These covers exhibit extremely well-executed mediocrity. Strange, that’s the very same accusation leveled at contemporary graphic design of today. It’s like a perfect echo. It seems we’ve become people who really know how to put together designs of no depth at all. What we’re looking at here is not really graphic DESIGN, so much as graphic DECORATION. It’s just a nice image to decorate the cover. There is very little point beyond that. That’s what graphic design at its very worst always has been—decoration.

At best these covers attempt to copycat styles of the “hip professionals” of the era like Push Pin studios, Peter Max, John Alcorn, Lou Dorfsman, or any of a large number of extremely visible design/illustration hotshots that were studied in the professional magazines (and thereby design classes) of that era. It is always interesting how imitative design language is over the generations. We always learn to walk by copying the walking we see others do. We don’t individually invent walking by ourselves.
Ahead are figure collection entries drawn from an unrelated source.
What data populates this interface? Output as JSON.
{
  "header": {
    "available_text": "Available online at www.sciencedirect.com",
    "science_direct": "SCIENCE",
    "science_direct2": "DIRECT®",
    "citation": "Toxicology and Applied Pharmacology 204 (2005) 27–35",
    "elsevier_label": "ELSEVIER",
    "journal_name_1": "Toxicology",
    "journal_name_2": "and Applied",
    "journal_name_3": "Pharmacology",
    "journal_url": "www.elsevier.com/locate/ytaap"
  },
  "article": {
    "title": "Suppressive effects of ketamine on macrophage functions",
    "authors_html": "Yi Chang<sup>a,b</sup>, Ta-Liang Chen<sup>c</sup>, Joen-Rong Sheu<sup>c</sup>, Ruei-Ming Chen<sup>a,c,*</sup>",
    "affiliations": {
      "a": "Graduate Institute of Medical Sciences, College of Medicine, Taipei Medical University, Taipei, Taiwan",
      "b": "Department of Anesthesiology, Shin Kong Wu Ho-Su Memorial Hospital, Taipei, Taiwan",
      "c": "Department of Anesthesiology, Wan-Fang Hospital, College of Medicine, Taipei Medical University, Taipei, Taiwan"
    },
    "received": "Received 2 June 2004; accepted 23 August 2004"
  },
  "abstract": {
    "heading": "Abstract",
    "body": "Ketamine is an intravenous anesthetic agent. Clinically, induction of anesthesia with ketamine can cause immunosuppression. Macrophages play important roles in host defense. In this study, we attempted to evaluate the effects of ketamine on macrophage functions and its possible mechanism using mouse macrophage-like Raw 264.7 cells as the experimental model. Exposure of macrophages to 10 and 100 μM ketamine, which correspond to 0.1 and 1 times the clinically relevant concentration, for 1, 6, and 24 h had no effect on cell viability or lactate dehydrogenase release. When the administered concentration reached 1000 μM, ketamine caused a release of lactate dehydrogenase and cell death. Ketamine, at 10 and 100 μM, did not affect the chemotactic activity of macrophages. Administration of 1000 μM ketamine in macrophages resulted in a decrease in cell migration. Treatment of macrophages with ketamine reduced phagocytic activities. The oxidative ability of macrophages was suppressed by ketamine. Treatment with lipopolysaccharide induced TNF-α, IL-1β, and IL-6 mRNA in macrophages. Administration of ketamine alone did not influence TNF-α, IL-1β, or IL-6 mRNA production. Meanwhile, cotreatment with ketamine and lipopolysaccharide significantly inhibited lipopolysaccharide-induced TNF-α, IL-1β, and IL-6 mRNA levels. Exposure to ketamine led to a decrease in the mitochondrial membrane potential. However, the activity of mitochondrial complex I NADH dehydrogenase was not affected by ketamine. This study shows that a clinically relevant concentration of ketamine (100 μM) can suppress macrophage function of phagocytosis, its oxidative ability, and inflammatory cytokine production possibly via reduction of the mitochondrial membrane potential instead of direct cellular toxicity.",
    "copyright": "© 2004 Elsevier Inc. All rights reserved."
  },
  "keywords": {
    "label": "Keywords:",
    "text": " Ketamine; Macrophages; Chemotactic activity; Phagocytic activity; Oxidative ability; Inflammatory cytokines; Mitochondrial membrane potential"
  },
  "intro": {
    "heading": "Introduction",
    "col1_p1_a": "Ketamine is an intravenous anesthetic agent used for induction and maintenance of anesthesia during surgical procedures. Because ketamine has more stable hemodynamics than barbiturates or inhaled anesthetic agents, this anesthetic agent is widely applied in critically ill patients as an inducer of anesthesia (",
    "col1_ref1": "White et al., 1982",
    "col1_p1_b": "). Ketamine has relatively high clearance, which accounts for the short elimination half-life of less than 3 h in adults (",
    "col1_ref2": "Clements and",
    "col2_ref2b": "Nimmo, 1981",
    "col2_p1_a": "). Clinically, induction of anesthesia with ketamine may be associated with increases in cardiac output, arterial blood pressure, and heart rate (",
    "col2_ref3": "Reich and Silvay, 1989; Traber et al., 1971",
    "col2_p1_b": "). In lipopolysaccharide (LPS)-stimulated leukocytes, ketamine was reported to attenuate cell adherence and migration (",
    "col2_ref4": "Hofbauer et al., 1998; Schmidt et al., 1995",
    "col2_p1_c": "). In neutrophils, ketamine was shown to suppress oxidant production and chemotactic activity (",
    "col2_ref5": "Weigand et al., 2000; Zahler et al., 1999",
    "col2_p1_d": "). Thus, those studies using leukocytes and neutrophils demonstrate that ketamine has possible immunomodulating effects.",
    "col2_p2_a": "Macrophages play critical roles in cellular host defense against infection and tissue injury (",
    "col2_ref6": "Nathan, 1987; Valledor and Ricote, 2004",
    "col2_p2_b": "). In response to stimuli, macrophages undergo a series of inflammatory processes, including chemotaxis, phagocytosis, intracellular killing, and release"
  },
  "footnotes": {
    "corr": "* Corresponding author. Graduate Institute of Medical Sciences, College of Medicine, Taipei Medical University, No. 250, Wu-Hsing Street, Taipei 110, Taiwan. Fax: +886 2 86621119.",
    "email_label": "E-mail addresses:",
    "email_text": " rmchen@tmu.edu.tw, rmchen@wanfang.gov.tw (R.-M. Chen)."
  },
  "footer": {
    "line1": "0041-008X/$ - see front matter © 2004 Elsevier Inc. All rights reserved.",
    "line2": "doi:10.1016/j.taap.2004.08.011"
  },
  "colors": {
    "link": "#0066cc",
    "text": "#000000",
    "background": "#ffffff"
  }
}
All us young walkers slowly learn to walk in styles that reflect our own ideas and personalities.

The derivative design stylings of these crummy little magazines are sort of the perfect expressive form, the perfect intro (like the noncommittal writing style). It introduces us to this language as it exists in practice around us at the time. But it does so in a lame dull imitative unimaginative way that only induces us to explore further for more meaning. Thus we all learn. Cool, huh?